The Buddha answered: ‘Thus then, O Subhuti, are all things to be perceived, to be looked upon, and to be believed by one who has entered on the path of the Bodhisattvas. And in this wise are they to be perceived, to be looked upon, and to be believed, that anyone should believe neither in the idea of a thing nor in the idea of a no−thing. And why? Because, by saying: The idea of a thing, the idea of a thing indeed, it has been taught by the Tathagata as no−idea of a thing.”
Conventional reality is not real. The same goes for “ideas” and ideations that make-up this make-believe world. Thus, this section of the sutra returns to its basic prelude of the Sugata wandering with an empty-bowl with an empty hand in an empty world. Hui-neng writes:
“The Tathagata speaks this sutra so that all beings will themselves realize the wisdom of prajna and themselves cultivate the fruit of enlightenment. Foolish people don’t understand the Buddha’s meaning and think the Tathagata is talking about the view of a self or a soul unaware that the Tathagata is teaching the profound, formless, conditionless paramita of prajna. When the Tathagata talks about the view of a self, or a soul, it isn’t the same as the views that foolish people have of a self or a soul. The Tathagata says that all beings have the Buddha nature. This is the view of a true self. And he says that all beings possess the wisdom uncontaminated by passion and a nature that is already complete. This is the view of a soul. He says that all beings are themselves already free of affliction. This is the view of a being. And he says that the nature all beings possess is neither created nor destroyed. This is the view of a life.” (Red Pine, Diamond Sutra, pg. 421)

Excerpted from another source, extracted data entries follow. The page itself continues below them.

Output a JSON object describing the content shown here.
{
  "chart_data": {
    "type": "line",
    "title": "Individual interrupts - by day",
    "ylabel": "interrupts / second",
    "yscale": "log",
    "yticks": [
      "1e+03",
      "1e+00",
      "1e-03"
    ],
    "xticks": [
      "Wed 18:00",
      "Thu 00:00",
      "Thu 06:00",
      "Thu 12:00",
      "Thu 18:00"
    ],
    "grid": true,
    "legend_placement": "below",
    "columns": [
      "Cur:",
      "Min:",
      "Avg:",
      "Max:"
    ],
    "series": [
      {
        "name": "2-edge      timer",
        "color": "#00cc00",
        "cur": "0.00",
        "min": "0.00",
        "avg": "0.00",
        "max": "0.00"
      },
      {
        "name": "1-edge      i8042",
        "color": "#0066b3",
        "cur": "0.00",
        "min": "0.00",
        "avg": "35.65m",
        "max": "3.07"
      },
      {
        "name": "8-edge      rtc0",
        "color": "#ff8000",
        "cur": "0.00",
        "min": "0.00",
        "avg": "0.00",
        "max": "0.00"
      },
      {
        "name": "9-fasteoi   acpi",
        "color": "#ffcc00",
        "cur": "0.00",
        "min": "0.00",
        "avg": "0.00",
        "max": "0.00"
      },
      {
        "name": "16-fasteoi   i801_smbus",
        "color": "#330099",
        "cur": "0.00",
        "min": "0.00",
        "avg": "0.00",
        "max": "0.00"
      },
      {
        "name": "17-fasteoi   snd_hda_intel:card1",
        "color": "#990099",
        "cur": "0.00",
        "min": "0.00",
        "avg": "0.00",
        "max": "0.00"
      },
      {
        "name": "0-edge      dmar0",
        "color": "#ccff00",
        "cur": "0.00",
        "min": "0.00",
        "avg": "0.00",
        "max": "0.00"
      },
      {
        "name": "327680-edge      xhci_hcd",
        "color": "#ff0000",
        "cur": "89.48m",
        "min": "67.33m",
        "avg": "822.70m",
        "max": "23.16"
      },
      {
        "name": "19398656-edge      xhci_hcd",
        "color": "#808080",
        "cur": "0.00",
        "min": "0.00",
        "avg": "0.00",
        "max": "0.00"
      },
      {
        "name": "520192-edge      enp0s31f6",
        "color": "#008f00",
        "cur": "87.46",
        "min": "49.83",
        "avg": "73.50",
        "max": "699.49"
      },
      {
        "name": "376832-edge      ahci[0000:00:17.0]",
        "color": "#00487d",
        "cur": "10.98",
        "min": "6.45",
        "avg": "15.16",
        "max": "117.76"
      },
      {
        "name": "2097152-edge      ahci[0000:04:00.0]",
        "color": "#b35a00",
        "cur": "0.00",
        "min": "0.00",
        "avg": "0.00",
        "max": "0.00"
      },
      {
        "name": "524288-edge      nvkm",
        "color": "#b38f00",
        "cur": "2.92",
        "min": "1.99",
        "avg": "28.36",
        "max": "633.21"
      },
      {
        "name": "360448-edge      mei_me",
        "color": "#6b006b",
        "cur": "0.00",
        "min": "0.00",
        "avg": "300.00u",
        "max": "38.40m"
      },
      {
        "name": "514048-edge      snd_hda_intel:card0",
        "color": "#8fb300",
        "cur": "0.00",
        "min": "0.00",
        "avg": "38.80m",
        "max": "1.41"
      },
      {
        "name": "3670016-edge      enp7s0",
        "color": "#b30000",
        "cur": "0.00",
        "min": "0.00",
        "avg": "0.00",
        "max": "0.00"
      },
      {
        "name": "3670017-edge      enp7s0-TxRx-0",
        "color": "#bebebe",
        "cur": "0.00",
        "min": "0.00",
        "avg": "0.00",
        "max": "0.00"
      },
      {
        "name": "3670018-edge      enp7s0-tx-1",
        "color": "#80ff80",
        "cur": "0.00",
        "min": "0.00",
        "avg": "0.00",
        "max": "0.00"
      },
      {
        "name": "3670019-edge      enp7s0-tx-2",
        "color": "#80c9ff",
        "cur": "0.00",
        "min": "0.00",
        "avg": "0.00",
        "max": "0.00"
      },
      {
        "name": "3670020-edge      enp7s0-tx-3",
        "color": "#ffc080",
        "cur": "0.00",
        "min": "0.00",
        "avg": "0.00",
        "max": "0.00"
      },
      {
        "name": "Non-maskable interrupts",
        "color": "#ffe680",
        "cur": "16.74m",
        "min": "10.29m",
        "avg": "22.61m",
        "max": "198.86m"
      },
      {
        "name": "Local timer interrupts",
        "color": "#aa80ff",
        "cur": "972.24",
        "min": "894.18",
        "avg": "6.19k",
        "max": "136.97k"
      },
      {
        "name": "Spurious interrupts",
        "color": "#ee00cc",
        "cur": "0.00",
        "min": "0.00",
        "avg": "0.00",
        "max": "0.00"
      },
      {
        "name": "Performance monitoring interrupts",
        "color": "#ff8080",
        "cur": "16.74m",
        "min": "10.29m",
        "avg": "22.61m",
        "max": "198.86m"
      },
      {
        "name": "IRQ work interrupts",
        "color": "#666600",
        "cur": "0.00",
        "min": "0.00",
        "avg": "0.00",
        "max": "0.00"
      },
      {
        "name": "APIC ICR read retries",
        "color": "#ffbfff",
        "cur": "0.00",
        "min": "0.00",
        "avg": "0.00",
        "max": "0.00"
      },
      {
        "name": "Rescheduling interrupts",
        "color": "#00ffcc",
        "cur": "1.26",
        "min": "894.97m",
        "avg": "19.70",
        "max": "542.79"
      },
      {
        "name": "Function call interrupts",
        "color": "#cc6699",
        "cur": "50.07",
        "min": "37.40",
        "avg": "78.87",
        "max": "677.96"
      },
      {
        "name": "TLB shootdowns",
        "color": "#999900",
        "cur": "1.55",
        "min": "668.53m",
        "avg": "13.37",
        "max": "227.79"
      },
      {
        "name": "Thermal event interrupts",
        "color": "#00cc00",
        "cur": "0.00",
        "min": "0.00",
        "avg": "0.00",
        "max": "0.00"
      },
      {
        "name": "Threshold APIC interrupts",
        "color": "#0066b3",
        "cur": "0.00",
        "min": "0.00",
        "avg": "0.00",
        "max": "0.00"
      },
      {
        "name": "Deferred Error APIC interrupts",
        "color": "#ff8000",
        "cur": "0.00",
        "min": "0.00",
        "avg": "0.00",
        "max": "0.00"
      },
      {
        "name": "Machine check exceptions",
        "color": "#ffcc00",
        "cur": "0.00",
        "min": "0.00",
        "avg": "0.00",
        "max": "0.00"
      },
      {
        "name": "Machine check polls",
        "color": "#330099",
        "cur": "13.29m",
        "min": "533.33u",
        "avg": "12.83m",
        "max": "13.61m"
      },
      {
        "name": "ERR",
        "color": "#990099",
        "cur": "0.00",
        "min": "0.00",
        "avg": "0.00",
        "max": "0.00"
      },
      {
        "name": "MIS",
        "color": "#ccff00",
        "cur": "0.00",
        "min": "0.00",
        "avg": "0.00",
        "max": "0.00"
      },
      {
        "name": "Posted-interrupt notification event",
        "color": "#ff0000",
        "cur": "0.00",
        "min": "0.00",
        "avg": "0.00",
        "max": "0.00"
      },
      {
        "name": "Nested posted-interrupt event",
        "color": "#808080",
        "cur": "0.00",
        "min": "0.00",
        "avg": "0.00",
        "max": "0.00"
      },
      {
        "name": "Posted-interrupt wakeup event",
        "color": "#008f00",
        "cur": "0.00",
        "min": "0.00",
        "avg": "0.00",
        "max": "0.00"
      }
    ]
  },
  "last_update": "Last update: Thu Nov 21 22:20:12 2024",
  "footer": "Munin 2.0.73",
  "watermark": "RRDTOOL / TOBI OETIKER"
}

The Lankavatara Sutra teaches that the idea (perception) of ideations is the direct cause of ignorance; e.g., in order to win the prize of nirvana one needs to first shatter any conceptions about nirvana; hence the no-idea of nirvana is the best imageless ideation of all. Stripped-naked of all nominally diseased attributes the illness of avidya ceases. At the same time, what is left standing is nothing conceivable or perceivable.